GE Renewable Energy has made an agreement with Chicago-based Invenergy, a global clean energy developer and operator, to provide wind turbines for the 1.48 gigawatt North Central Wind Energy Facilities in Oklahoma.
GE’s largest-ever onshore wind project
The North Central Wind Energy Facilities project is a group of three wind farms in north central Oklahoma. GE will deliver 492 2.X-127s and 39 2.X-116 turbines. According to GE Renewable Energy’s press release:
The three wind farms are the 999-megawatt Traverse Wind Energy Center, the 287-megawatt Maverick Wind Energy Center, and the 199-megawatt Sundance Wind Energy Center. Maverick and Sundance will be completed in 2021 and Traverse in 2022.
The Traverse Wind Energy Center will become the largest wind farm in the US if it goes online as scheduled.
Tim White, GE Renewable Energy’s CEO, Onshore Americas, said:
GE Renewable Energy is delighted to be a part of this exciting endeavor, which is the largest combined onshore wind project in GE’s history. We have a long partnership with Invenergy and AEP and look forward to working closely with them to help bring a significant amount of affordable, sustainable energy to the region.
AR, LA, OK = in. TX = out
The project will be owned by Columbus, Ohio-headquartered utility American Electric Power (AEP)‘s subsidiaries, Public Service Co. of Oklahoma (PSO) and Southwestern Electric Power Co. (SWEPCO). According to Power Magazine:
‘PSO will own 45.5% and SWEPCO will own 54.5% of the project, which will cost approximately $2 billion,’ AEP said.
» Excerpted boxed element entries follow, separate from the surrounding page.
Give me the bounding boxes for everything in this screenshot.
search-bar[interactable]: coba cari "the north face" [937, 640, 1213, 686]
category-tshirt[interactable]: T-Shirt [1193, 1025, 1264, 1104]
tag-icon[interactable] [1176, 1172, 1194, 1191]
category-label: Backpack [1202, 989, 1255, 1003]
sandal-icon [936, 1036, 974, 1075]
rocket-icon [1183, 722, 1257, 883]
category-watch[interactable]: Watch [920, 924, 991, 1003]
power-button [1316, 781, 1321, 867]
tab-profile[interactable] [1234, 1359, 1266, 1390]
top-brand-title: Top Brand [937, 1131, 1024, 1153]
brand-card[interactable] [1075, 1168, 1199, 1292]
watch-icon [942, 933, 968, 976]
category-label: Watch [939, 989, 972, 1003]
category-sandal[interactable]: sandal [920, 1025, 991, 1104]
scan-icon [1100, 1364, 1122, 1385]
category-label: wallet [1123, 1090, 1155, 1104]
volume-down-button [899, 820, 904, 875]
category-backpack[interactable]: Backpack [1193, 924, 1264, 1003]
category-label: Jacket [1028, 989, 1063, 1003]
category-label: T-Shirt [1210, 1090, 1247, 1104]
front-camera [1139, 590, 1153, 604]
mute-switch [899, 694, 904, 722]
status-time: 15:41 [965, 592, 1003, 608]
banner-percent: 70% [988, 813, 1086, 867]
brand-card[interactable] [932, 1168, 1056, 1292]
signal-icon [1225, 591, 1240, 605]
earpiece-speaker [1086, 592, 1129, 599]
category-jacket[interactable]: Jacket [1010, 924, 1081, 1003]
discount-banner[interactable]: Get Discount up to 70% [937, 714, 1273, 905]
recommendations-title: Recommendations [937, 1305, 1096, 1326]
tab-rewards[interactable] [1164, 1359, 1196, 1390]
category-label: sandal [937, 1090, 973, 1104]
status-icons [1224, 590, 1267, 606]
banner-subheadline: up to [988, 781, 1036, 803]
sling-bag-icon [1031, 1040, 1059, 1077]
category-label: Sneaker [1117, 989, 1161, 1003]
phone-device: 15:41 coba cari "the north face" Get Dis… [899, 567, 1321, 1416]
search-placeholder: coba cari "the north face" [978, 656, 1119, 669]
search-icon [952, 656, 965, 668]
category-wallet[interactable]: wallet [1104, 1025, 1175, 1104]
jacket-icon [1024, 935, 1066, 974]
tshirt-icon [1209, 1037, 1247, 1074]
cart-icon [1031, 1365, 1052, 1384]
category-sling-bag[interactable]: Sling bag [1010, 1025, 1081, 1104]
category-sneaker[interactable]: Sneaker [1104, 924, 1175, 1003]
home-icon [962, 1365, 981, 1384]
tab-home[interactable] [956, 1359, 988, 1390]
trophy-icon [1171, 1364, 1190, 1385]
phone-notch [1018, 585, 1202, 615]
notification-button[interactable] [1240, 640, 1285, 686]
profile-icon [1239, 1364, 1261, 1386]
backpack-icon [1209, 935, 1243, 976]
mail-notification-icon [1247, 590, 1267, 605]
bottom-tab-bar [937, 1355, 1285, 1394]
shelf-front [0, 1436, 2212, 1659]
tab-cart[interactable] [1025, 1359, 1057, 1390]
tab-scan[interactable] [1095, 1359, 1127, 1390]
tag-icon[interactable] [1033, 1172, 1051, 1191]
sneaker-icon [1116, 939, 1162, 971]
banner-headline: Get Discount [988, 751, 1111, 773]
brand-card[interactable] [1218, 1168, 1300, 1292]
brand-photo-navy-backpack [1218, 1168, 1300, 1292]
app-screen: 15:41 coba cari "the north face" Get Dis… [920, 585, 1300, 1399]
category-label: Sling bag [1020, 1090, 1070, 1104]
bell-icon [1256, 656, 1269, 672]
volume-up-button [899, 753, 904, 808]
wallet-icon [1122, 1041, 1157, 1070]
According to AEP, PSO received approval from Oklahoma regulators and SWEPCO received approval from regulators in Arkansas and Louisiana to acquire the North Central Wind Energy Facilities on a fixed-cost turnkey basis at completion in 2020. Both the Arkansas Public Service Commission and the Louisiana Public Service Commission approved the flex-up option, agreeing to acquire the Texas portion, which the Public Utilities Commission (PUC) of Texas denied.
In June 2020, AEP CEO Nicholas Akins said in a statement about Texas’ denial [via Power Engineering]:
We are disappointed that our SWEPCO customers in Texas will not be able to benefit from the low-cost wind energy the North Central projects will provide.
The regulatory approvals we have received in Arkansas, Louisiana, Oklahoma and at the Federal Energy Regulatory Commission will allow us to move ahead with the North Central wind projects at full scale, saving our customers in those states approximately $3 billion over the next 30 years.
The Texas PUC has been in the news a lot this year. After Texas’ massive blackout crisis in February due to freezing weather, all three members of the Texas PUC resigned in March after pressure from legislators, as they refused to retroactively adjust the inflated price of power.
And just today, Governor Greg Abbott (R-TX) named Will McAdams, president of the Associated Builders and Contractors of Texas and a former aide at the Texas Capitol, to the board of the Texas PUC. He will need to be confirmed by the state senate.